The bottom line though is there may be three highly qualified professionals interviewing for the same position, and they will hire the person they like the most. What this means is that having the skills is important, but connecting and presenting yourself is even more important. I’m not saying be disingenuous. Don’t ever misrepresent yourself. But be aware that you only have 30 secs to capture a screener’s attention on a resume, or 20 minutes on a phone screen, or 90 minutes to really show who you are during a face to face.
My first interview after college was a referral from my internship. I didn’t have any tattoos at the time or other unusual marks/piercings, but I did have an asymmetric hair cut and a pretty serious outlook on life. I got the job, based on recommendations. Later my first boss told me,
“I almost didn’t hire you because you didn’t smile once on the interview”.
I responded, “Interviews are serious things, why would I smile? And besides, I was really nervous!”
So how do you let your personality come through on an interview in the right amounts without sinking your own audition? Interviews are very much like auditions. The company is trying to see how you fit in with it’s people and corporate culture as well as be able to accomplish the required tasks. How do you present your skills in an interesting way?
As I coached people over the years, I’ve found that “tooting your own horn” or talking about yourself is something that is very hard. Some feel it’s like bragging, others have a hard time expressing themselves. I would argue that your ability to respond to questions with specific examples that demonstrate your abilities to accomplish the goals, is critical. Additionally, turning an interview into a conversation where there’s give and take so the participants connect is crucial. No one-sided monologues, please.

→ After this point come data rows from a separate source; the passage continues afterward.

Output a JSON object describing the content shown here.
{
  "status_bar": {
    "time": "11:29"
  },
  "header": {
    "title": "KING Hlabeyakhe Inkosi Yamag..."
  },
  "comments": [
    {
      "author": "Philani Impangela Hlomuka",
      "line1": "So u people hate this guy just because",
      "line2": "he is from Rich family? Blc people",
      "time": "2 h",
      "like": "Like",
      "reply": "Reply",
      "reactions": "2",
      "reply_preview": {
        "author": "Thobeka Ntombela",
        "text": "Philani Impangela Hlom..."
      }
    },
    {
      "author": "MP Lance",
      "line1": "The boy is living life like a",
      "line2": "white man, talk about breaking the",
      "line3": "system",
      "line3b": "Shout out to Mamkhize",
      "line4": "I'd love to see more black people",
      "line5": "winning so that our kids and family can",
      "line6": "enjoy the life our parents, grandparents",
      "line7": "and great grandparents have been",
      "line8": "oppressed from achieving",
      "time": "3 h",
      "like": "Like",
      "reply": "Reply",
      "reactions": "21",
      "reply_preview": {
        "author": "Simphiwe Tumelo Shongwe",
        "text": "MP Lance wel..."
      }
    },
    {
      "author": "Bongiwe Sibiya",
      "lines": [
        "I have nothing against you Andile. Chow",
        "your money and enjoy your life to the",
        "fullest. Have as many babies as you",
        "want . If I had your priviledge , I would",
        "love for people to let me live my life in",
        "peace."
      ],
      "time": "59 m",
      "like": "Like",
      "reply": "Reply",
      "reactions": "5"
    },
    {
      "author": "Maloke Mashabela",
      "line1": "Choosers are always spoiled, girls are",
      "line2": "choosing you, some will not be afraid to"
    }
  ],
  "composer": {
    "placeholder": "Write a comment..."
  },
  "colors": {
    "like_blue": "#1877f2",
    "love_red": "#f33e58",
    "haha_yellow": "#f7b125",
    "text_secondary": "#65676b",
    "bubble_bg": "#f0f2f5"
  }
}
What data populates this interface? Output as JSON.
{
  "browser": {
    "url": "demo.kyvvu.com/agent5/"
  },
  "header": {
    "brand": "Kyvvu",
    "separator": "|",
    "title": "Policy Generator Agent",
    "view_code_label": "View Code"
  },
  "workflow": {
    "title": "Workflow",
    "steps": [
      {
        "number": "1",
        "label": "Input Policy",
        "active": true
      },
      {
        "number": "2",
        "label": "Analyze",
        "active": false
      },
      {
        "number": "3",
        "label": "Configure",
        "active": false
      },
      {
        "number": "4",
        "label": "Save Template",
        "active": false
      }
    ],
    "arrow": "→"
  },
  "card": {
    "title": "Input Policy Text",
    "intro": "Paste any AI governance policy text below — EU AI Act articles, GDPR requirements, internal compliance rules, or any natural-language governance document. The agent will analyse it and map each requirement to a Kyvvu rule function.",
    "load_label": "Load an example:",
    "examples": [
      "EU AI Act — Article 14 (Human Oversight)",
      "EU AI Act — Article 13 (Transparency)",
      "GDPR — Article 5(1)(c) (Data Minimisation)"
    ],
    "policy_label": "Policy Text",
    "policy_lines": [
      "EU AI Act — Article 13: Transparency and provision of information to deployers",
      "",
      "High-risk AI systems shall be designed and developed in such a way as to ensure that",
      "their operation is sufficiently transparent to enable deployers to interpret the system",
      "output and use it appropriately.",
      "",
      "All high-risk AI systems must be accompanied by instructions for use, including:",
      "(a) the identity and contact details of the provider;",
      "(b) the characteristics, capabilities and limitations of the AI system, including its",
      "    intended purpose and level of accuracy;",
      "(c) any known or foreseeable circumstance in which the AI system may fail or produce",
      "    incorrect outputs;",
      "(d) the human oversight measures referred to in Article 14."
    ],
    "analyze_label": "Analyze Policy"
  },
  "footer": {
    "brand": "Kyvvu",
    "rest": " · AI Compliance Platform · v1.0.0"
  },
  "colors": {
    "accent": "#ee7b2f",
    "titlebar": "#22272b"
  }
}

I spend 4-6 hours on the phone with clients and candidates most days. If the conversations were all stiff and formal, I would probably lose my mind. Plus, careers and hiring professionals for a company is a nuanced process. Despite what most people believe, the person hired for a new position is not the most qualified, it’s the person who has the best chemistry with their future employer. For me to discover the interpersonal style and corporate culture of a company, I need to be able to learn more about each person than the formal professional exchanges. When my kids hear me talk to people on the phone, they often can’t tell if it’s a personal or professional call. I take great pride in this observation. But it’s not a fully truthful statement.
Getting to know people in a professional setting is different than in the personal arena and there are some strong boundaries that need to be recognized. Know the difference.
Professional vs Personal
Friendly is fine, TMI is sharing too much personal information. There’s truly a difference between surface sharing and divulging deep personal believes or experiences. Additionally, in the career world, there are do’s and don’t’s about what can legally be discussed.
To find common ground is ideal and a great place to start a conversation. Typically, identifying where someone comes from, if they have kids or animals is easy. When I was in an open bull pen office, my colleagues used to say that they knew all about me. They knew how many kids I have, that we were big soccer fans, and that we had lived and traveled all over the world. The reality was that these are three things that people can connect around and talk about without getting too personal.
Politics, personal life beyond basics stats, partying, imbibing habits, not so hot topics to share. We all have such decisive lines drawn around many of these subjects. It’s really important to find the common ground first. To warm up with casual chatter and then circle back to the job, your interviewer, and the company is key.
Remember smile, speak clearly, look into someone’s eyes when you speak. Your comfort level may be mixed, but fake it, be confident and if you prepared enough out in the wood shed, your performance will be delivered effectively and with aplomb.